Self-Supervised Critical Phase Detection for VLA Refinement
TL;DR
A frozen vision-language-action (VLA) policy can believe it has finished a sub-task while the end-effector is still kinematically stalled — peg hovering above the hole, gripper closed on air. We call this failure mode premature commitment and detect it step-by-step from demos alone, with no labels, no success oracle, and no per-task reward.
The detector reads two estimators of the same quantity — normalized task progress — off two different sensors. The VLA’s action-expert pre-head hidden state gives us the policy’s belief about progress; proprioception gives us the physical progress. Their disagreement $\delta_t = \hat\pi_t - \pi^*_t$ is the execution gap, and $\delta_t > 0$ marks a step where the latent has run ahead of the kinematics.
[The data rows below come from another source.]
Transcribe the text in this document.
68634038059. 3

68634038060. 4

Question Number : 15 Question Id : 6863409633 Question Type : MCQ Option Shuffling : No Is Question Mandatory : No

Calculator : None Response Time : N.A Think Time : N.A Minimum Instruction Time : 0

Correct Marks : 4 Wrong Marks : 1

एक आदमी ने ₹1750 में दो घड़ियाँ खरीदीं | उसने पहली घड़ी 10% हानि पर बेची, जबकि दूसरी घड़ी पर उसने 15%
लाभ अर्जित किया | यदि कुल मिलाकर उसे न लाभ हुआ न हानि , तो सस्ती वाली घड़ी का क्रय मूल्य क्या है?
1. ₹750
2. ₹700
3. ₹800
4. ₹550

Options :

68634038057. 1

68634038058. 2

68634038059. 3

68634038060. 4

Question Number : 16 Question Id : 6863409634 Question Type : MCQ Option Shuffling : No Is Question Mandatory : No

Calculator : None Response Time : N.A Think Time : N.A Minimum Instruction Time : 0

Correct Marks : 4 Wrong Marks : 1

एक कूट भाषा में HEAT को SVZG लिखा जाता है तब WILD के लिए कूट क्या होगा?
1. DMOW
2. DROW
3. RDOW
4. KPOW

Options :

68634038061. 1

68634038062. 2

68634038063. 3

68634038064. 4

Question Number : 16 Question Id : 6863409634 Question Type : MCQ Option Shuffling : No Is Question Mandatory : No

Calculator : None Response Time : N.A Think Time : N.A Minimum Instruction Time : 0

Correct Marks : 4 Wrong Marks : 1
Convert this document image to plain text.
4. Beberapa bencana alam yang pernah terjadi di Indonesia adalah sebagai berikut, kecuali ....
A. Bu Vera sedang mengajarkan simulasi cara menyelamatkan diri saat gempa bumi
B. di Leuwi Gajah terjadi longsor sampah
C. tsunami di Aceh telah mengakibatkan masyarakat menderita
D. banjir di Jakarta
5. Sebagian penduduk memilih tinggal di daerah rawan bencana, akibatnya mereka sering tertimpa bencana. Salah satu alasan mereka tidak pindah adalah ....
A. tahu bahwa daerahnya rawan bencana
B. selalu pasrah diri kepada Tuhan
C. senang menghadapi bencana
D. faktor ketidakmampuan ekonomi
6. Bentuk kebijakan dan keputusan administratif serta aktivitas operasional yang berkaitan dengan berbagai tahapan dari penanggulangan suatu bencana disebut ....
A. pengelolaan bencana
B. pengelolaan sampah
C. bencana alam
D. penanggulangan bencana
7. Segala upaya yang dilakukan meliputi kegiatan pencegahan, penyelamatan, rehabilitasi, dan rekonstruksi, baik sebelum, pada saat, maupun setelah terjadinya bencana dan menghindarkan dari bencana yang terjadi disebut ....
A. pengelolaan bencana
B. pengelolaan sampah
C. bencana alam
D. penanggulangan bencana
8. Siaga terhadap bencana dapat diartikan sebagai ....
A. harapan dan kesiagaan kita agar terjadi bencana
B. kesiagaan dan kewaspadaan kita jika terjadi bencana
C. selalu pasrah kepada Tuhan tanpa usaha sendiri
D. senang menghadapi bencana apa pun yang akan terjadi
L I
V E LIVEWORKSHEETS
On top of the same signal we add a $\sim 1\text{K}$-parameter residual adapter that refines actions only inside the detected critical phases.
Demos
Per-step critical-phase detection on two LIBERO-Long rollouts, π₀.₅ backbone. Top: rollout frames synced to the timeline. Middle / bottom: smoothed progress rate and gap magnitude. Shaded bands are the detected critical phases (where $\delta_t$ exceeds the demo-derived 95-quantile threshold).
Why precision phases break VLAs
VLA backbones like π₀, π₀.₅, OpenVLA, and RT-2 handle the bulk of a manipulation rollout — then fail unpredictably on the last few millimeters. Looking step-by-step, two visually similar but semantically different dwellings appear:
| Phase | What the policy is doing | What the kinematics show | Should we intervene? |
|---|---|---|---|
| Compliant fine-control | “I’m in a contact-rich phase, slow down.” Latent advances slowly. | EE moves slowly, in agreement. | No. This is correct behavior. |
| Premature commitment | “Sub-goal done, move on.” Latent advances. | EE is stalled or misaligned. | Yes. Policy is acting on a false belief. |
Region-binary success metrics (LIBERO’s “did the gripper end inside the goal region?”) compress this distinction away — a 0.5 mm misalignment that downstream recovers from still counts as success, and the step where the policy first committed prematurely is invisible. Step-level detection is the prerequisite for step-level refinement.
Self-supervised gap detection
The central observation is asymmetric: kinematic state cannot lie, VLA latent can. Joint encoders report the actual end-effector pose up to sub-mm noise. The VLA’s internal latent is a belief — under distribution shift (sensor noise, contact uncertainty, novel object pose) it can be wrong, and “I have finished aligning” is exactly the kind of wrong it can be.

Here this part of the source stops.